To enhance the efficiency of our system, we recommend adding a cloud-based detection element. Figure 8 illustrates how the proposed cloud-based detection system works. The EEG signals extracted from patients would be stored in the hospital’s server and sent to cloud, where our developed CAD system would be located. Upon analysis, the classification result would be sent back to the server to aid the clinician in decision-making. The clinician would then send the results back to the server, which would communicate directly with the patient smartphone. With the application of this system, the clinician's task would be simplified. We also intend to test the model with additional EEG signals, and upload to cloud for faster diagnosis as part of our future work.
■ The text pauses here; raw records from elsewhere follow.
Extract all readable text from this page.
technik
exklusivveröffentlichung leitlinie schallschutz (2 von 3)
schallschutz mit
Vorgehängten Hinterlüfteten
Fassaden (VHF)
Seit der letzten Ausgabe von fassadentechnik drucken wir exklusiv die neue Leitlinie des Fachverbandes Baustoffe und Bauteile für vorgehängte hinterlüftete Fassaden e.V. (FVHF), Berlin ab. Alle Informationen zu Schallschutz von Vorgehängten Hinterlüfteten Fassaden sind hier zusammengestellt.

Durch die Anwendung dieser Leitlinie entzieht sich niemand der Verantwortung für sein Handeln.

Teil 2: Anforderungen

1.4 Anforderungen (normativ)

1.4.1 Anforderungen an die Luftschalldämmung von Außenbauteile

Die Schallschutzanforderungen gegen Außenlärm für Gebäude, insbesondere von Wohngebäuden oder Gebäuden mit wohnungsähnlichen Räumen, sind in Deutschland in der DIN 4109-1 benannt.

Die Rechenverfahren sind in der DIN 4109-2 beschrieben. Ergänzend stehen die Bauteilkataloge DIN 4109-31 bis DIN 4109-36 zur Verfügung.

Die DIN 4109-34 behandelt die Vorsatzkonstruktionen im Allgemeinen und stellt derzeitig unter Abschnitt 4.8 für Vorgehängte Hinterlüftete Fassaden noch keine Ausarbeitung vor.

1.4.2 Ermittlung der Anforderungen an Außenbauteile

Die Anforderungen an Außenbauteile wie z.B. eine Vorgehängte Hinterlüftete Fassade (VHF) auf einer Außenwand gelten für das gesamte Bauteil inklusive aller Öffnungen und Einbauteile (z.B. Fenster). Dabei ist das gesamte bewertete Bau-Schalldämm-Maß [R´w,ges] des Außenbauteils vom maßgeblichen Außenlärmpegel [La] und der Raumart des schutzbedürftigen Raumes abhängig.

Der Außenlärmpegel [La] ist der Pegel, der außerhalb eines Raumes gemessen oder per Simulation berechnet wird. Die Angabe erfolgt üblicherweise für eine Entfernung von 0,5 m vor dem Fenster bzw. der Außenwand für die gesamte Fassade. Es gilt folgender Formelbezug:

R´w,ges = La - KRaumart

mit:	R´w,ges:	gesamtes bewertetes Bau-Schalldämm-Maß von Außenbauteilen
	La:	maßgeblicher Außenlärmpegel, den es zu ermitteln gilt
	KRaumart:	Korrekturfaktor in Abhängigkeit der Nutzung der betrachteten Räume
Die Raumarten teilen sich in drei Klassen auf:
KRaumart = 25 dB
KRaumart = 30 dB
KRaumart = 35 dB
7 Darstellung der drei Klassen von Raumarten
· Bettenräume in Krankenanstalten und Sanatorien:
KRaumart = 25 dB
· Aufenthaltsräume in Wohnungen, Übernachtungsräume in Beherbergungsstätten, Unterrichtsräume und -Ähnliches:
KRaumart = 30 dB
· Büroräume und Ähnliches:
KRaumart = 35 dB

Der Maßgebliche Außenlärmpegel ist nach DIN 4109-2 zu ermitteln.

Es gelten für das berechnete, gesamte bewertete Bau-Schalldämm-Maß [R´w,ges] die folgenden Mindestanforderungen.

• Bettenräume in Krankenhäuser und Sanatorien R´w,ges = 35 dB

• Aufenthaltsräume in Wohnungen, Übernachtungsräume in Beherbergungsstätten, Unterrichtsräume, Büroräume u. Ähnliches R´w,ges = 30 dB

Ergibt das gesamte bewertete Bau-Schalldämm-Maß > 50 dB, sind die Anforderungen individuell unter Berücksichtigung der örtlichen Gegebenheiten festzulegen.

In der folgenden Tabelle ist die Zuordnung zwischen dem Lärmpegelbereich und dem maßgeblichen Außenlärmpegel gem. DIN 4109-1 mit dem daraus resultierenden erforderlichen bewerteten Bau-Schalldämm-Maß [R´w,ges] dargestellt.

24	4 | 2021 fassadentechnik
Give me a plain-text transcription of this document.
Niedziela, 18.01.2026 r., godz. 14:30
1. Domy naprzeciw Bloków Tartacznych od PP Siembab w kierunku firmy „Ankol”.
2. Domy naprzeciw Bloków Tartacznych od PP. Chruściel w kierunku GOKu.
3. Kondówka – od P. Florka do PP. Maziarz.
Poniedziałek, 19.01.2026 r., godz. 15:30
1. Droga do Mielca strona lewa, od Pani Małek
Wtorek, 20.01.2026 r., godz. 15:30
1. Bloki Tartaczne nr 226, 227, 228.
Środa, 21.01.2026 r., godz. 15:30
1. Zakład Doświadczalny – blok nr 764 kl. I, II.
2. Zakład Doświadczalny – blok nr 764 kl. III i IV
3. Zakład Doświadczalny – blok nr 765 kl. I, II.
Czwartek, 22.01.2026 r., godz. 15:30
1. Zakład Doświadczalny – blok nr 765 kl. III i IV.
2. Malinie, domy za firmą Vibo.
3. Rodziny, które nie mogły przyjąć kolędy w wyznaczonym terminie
With more data available, blindfold validation would become useful to incorporate into the system. With the data used to train the model each time, it will become more robust. With more data available, deep learning techniques could also be explored. The advantage of placing the proposed system in cloud is that it could also be used to diagnose other neurological diseases that affect children, such as attention-deficit hyperactivity disorder and epilepsy.